Foulney is on the north west lip of Morecambe Bay. You access it from a car park half way along Roa Island causeway. If the tide is well out you can comfortably walk to the end of Foulney and back without being cut off. The alternative is to walk out before the tide comes in and get cut off by the sea for a couple of hours. That’s what we did. Other than our party there were only four or five others who did so, and that’s more than usual.

It’s largely shingle ridges with some vegetation. In the summer terns come to nest, usually Arctic and Little Terns. At that time there is a seasonal warden to ensure that visitors do not disturb the main tern nesting area, as terns are particularly prone to disturbance. They also monitor the nests of shorebirds such as Oystercatcher and Ringed Plover, the latter are struggling elsewhere as disturbance on the beaches they favour continues to increase.

At this time of year the wintering Brent Geese are still around. Unusually both Pale-bellied birds from Canada and Dark-bellied birds from Russia are found in good numbers. Our guide Mike explained that they tend to favour different sides of the Roa Island Causeway, and sure enough the Pale-bellied were most on the Walney Channel side and the Dark-bellieds were in the lee of Foulney given the northern component in today’s winds.

Out on the island the main ornithological interest was provided by the Eider flocks. There were several hundred present. These and the Walney bird were formerly the most southerly nesting birds in Britain, but more recently they are colonised North Lancashire. The males were giving their distinctly comic sounding calls to try and impress the females (think Frankie Howerd if you remember him).

Blurred Eiders, Rampside and the Lake District fells

These days there is also a healthy seal population in the sea around Foulney that haul out at Walney, and even breed there now. When I was living in Barrow seeing a seal was still something of a novelty but they are a real success story. Some people think that the massive Walney windfarm has helped the seals in that they feed on life that has formed on the turbine columns.

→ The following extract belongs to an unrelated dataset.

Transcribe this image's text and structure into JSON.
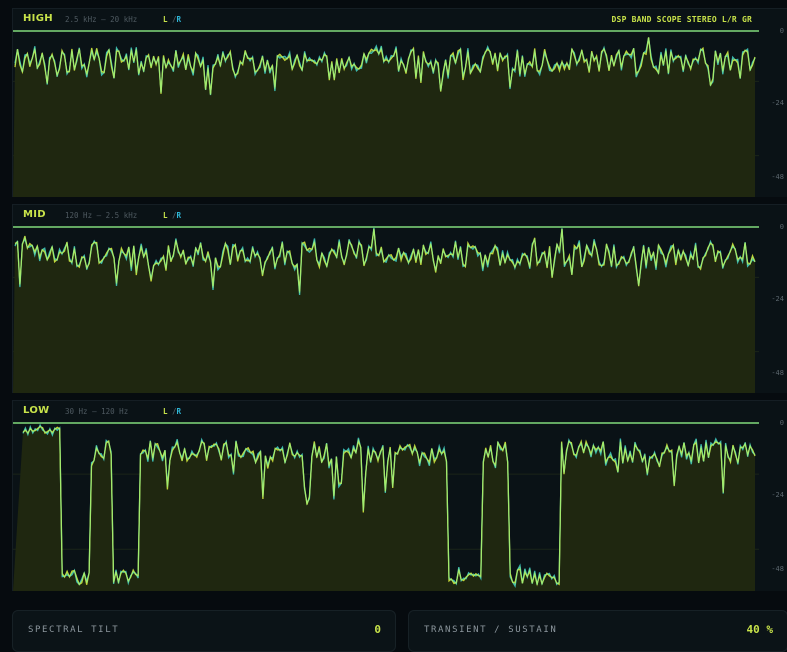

In terms of other birds seen on the outing there were Wigeon, Mergansers and Great Crested Grebes with or near the Eider flotilla. A good selection of waders included large flocks of Dunlin as well as Curlew, Knot, Grey and Golden Plover, Curlew, Lapwing, Snipe, Turnstone, Knot and Bar-tailed Godwit. Whilst there was a biting wind it was wonderful to be able to see a range of species undisturbed on a glorious sunny day.